Ela riu: “Desde o divórcio, ele quase não aparece e a carreira ficou largada. Ano passado, teve uma briga feia com o Departamento Três. Pedi para transferirem o contrato dele para cá.”
“Departamento Três?”
“Ele era de lá antes.”
“Entendi.”
“Não está curioso sobre o divórcio?”
“Vai atrapalhar o lançamento?”
“De modo algum, foi só um casamento que não deu certo. Mas, pelo que vi, ele é um romântico.”
“Então não há problema.”
Lin Zhibai não se interessava por fofocas; talvez fossem justamente essas histórias que conferiam sensibilidade à canção.
Lin Xi acenou: “Amanhã já gravamos. Se tudo correr bem, lançamos no dia três, entrando com tudo como você sugeriu.”
“Certo.”
Ela disse ainda: “Depois que gravar, quero ouvir.”
Lin Zhibai respondeu: “Não precisa esperar. Ele acabou de cantar de uma vez só, pedi para o Velho Wang guardar. A primeira versão ainda está travada, mas gostei.”
“Quero ouvir!”
Lin Xi animou-se na hora.
“Velho Wang mandou para o meu celular. Pode ouvir de fone, mas é só um rascunho.”
“Tudo bem.”
Lin Xi pôs os fones e começou a escutar.
Lin Zhibai, por sua vez, olhou curioso ao redor do escritório da irmã.
O ambiente era amplo e muito organizado, com equipamentos profissionais de áudio e fones cuidadosamente arrumados, e sobre a mesa, uma foto de família.
Lin Zhibai lembrava bem daquela foto: fora tirada três anos antes, quando ele tinha apenas catorze anos, abraçado aos irmãos, sorrindo intensamente à frente dos pais.
Olhando para o próprio sorriso radiante na foto, Lin Zhibai sentiu-se como se pertencesse a outra vida.

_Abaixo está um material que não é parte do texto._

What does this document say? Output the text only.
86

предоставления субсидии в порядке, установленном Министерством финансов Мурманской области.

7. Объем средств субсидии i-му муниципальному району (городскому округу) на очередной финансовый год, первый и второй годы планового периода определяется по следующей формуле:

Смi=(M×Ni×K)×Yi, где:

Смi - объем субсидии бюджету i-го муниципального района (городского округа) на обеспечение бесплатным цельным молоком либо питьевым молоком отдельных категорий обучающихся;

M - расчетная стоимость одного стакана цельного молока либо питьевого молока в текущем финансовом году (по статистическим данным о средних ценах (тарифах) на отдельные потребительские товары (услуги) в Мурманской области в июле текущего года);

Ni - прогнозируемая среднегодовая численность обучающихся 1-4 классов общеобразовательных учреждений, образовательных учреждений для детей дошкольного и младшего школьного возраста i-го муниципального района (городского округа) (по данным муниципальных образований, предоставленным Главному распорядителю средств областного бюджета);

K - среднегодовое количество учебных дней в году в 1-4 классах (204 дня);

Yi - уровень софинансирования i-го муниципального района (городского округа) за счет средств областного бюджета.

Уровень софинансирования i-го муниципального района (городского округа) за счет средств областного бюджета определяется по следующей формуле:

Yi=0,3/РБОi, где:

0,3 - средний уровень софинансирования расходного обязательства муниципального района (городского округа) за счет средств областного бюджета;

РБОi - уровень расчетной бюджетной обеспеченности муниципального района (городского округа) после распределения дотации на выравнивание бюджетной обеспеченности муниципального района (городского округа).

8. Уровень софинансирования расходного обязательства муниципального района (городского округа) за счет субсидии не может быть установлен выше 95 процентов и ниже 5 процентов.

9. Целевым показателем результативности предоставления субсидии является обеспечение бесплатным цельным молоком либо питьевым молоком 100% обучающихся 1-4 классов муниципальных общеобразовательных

Talvez por estar absorto na foto,
não percebeu que a irmã já terminara de ouvir e o observava de costas.
“Xiao Hei...”
“Hm?”
Lin Zhibai virou-se instintivamente e percebeu os olhos marejados da irmã, o coração disparando.
“O que houve?”
“Depois de ouvir a música, fiquei pensando: o que aqueles três anos trouxeram para você?”
Lin Zhibai ficou surpreso, mas logo entendeu.
Ela atribuía àqueles três anos a capacidade dele de compor algo assim. Embora a letra falasse de amor, não era de se estranhar que Zhang Xiyang, ao receber a canção, tenha perguntado:
“Foi você quem escreveu?”
Talvez aquela máxima do mundo da música fosse verdadeira:
Na juventude, não se entende as canções de Li Zongsheng...
Lin Zhibai então sorriu para a irmã, tão luminoso quanto na foto de família.
As pessoas sempre preferem acreditar:
Só quem passou por algo assim se transforma no que é depois.
Esta “Canção Para Si Mesmo”, se precisa de uma explicação lógica, digamos que, nesses três anos, minha juventude ficou para trás.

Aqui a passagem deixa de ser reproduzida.